If you aren’t a grandparent yet, don’t slow down.

We run and play constantly as children. We can’t wait for recess. But at some point, we mature and settle our bums in front of the desk or in the driver’s seat. We stop playing and start working. Our movement gets repetitive and limited to what’s necessary, which since we’re not hunter gatherers, is not a lot. If instead we could keep finding ways to move with variety through our days as we grow into adults, maybe we wouldn’t need to get so stiff and achy before we even become parents.

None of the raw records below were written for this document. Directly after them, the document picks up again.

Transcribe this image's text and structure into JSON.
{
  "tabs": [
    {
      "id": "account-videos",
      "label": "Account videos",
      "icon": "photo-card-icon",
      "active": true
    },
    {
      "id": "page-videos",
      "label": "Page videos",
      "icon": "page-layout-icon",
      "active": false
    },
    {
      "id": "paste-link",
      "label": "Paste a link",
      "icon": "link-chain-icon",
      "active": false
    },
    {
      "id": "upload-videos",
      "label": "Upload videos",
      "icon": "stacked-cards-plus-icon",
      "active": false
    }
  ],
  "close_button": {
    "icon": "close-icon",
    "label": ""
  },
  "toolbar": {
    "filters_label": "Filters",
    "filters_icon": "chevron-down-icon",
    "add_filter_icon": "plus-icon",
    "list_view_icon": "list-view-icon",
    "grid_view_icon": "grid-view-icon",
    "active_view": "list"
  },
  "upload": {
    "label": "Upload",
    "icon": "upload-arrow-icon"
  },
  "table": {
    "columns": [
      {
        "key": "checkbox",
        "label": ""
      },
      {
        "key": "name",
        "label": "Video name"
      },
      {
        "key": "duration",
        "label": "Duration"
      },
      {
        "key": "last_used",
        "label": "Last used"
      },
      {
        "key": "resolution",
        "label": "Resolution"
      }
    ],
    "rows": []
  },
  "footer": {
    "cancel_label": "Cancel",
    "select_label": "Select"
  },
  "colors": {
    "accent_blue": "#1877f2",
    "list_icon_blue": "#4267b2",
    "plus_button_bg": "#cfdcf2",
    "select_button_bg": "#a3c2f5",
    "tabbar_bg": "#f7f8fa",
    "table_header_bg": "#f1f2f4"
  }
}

Once we are parents, we need to move a lot again. Babies and children require a lot of physical work. No matter how many fancy gizmos you buy, babies need to be held, carried, and lifted all the time. But as children learn to carry themselves, we stop doing all this heavy lifting. We keep working hard as parents, but not as physically. Years pass, and one day we become grandparents. Joyfully, we take that baby into our arms, only to find how heavy she is! We remember doing all that work as young parents, but now we have a hard time keeping up with our little grandchildren. If instead, we kept active even as our children grew older, our grandchildren need not be so burdensome. We can find other loads to bear, such as groceries or other people’s babies, to keep our bodies capable of this kind of movement.

 

There is a lot of money and effort put into figuring out how to lessen aging. I think most of us don’t really want to be immortal, but rather we want to age well. We want to be 95 and still able to walk around the neighborhood, bend down to tie our shoe lace, and tend to our own gardens. We want to be there to support our children when they have babies, or just to live life to the fullest. Recognizing the biological processes that have been at play in our species for millennia and aren’t going to change anytime soon will give us a better and more realistic idea of how to do that. Keep moving so we can keep moving.


 

Resources:

Lieberman, Daniel. Exercised: Why Something We Never Evolved to Do is Health and Rewarding. 1st ed., Pantheon Books, 2020.